Forum Moderators: DixonJones
The top referrers reports are not revealing anything useful, which leads me to believe some sort of spider or robot is the cause of the activity that is not registered with WebTrends and AWStats.
Any suggestions for getting to the bottom of this?
Here is just a sample of what is in our logs:
208.179.xx.xx - - [05/Jul/2006:00:01:19 -0700] "GET /news/maindish/2001/08/30/right/ HTTP/1.1" 200 27091 "-" "Mozilla/4.0 (compatible; MSIE 6.0; Windows NT 5.1; SV1; .NET CLR 1.1.4322)"
146.21.xx.xx - - [05/Jul/2006:00:02:30 -0700] "GET /news/maindish/2001/08/30/right/ HTTP/1.1" 200 27091 "-" "Mozilla/4.0 (compatible;)"
80.178.xx.xx - - [05/Jul/2006:00:05:50 -0700] "GET /news/maindish/2001/08/30/right/ HTTP/1.1" 200 27091 "-" "Mozilla/4.0 (compatible; MSIE 6.0; Windows NT 5.1; SV1; .NET CLR 1.1.4322)"
203.162.xx.xx - - [05/Jul/2006:00:06:09 -0700] "GET /news/maindish/2001/08/30/right/ HTTP/1.1" 200 27091 "-" "Mozilla/4.0 (compatible; MSIE 6.0; Windows NT 5.1; SV1; .NET CLR 1.1.4322)"
124.106.xx.xx - - [05/Jul/2006:00:12:30 -0700] "GET /news/maindish/2001/08/30/right/ HTTP/1.1" 200 27091 "-" "Mozilla/4.0 (compatible; MSIE 6.0; Windows NT 5.1; SV1; .NET CLR 1.1.4322)"

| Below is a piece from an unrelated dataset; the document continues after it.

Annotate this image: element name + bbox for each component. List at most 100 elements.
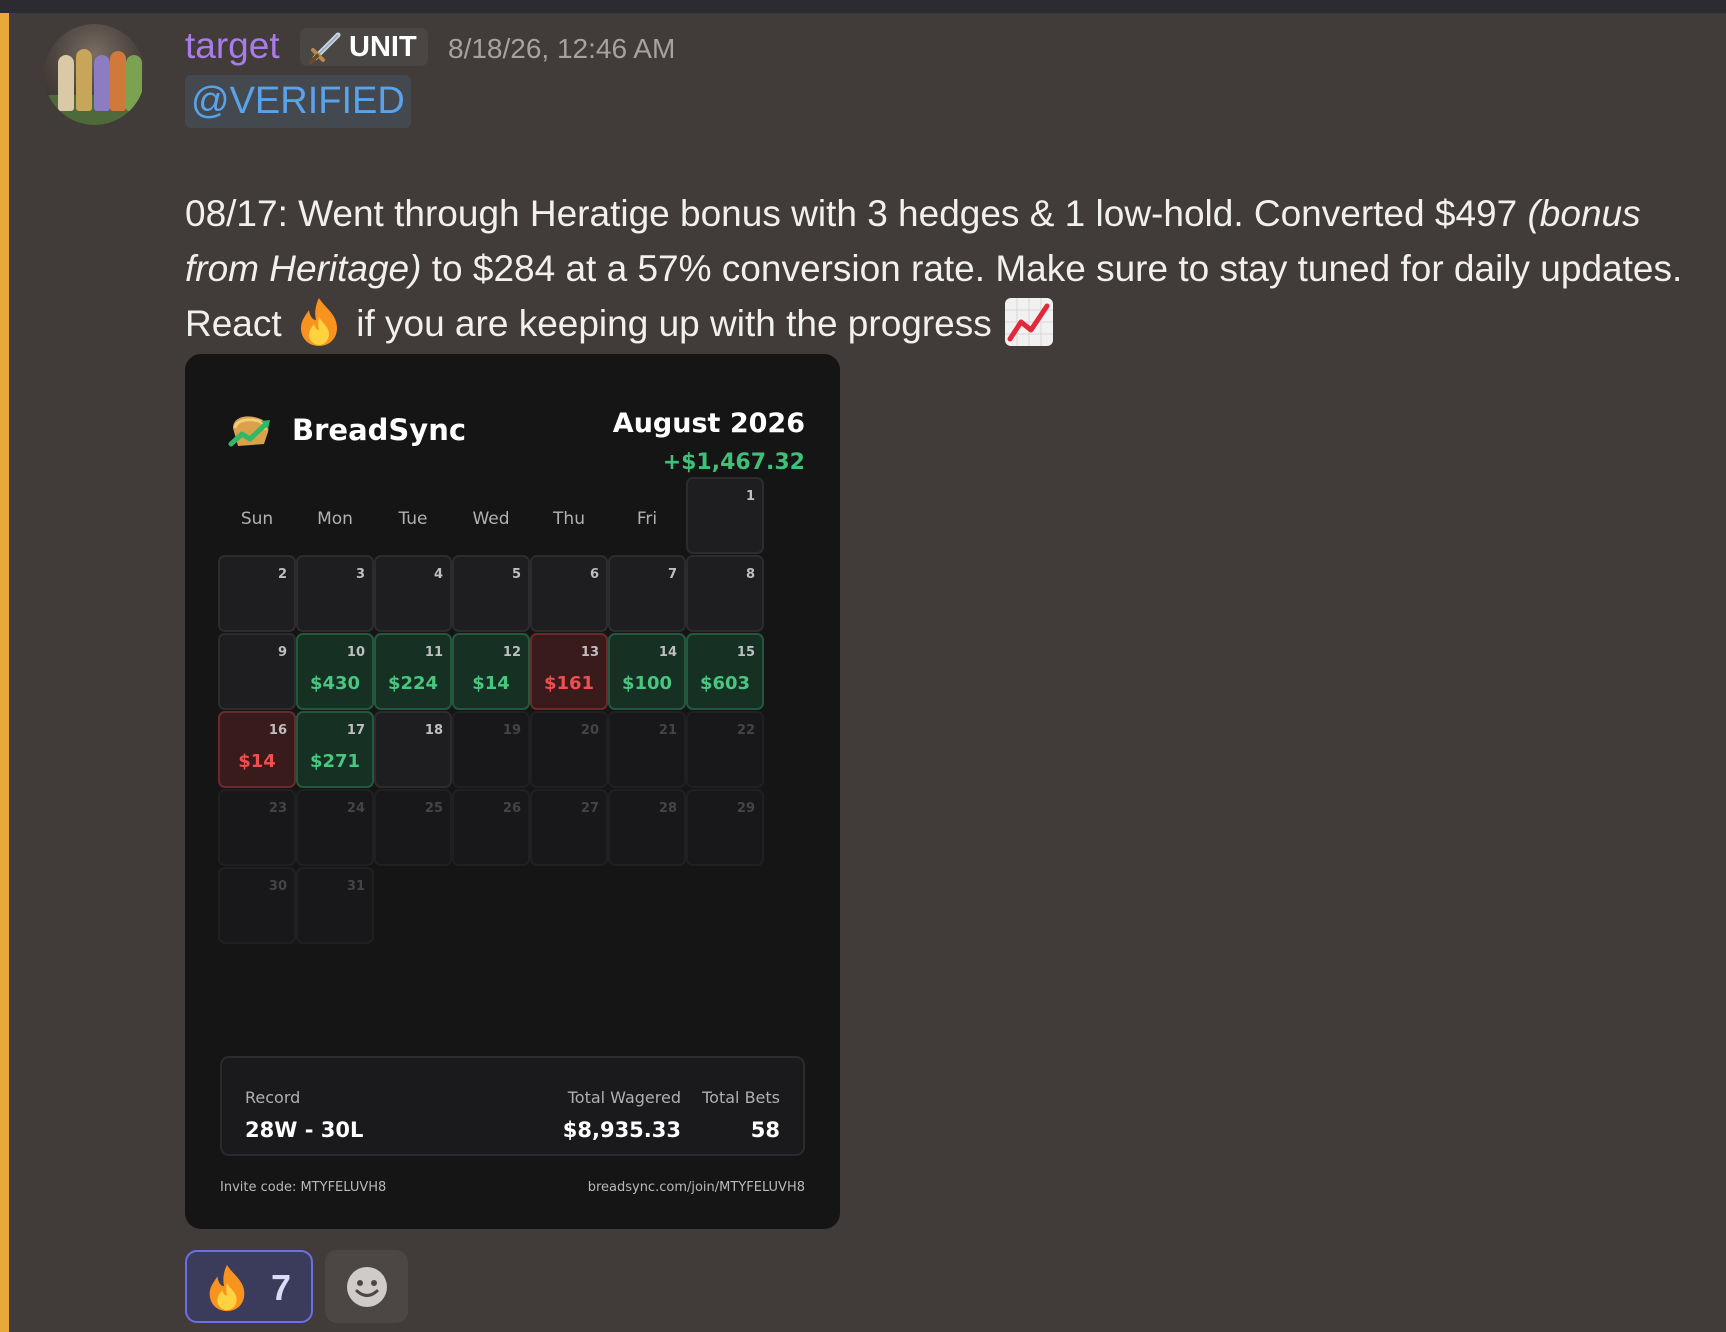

218.22.xx.xx - - [05/Jul/2006:00:12:48 -0700] "GET /news/maindish/2001/08/30/right/ HTTP/1.1" 200 27091 "-" "Mozilla/4.0 (compatible; MSIE 6.0; Windows NT 5.1; SV1; .NET CLR 1.1.4322)"
[edited by: jatar_k at 8:58 am (utc) on July 13, 2006]
[edit reason]
[1][edit reason] no specifics thanks [/edit] [/edit][/1]
The addresses you listed are all from outside the U.S.
More than likely they are scraping content to be reproduced on another website.
If the same IP address does not access referring pages to get to the news content, they are obviously going straight to the articles or page. Check the history of the offending IP addresses in your logs. The worst offenders will have never accessed the common pages normally used to link to the content pages.
One small trick is to only allow requests to the news articles to come from your RSS feed or your site. A properly configured mod-rewrite with a referral check can block direct access to the content and only allow most non-exploit seeking & scraper website visitors to view the material.
Most would say this is not a huge problem. Those are the folks who have never watched a group of rogue bots suck 30GB of data EACH in a 24-hour period.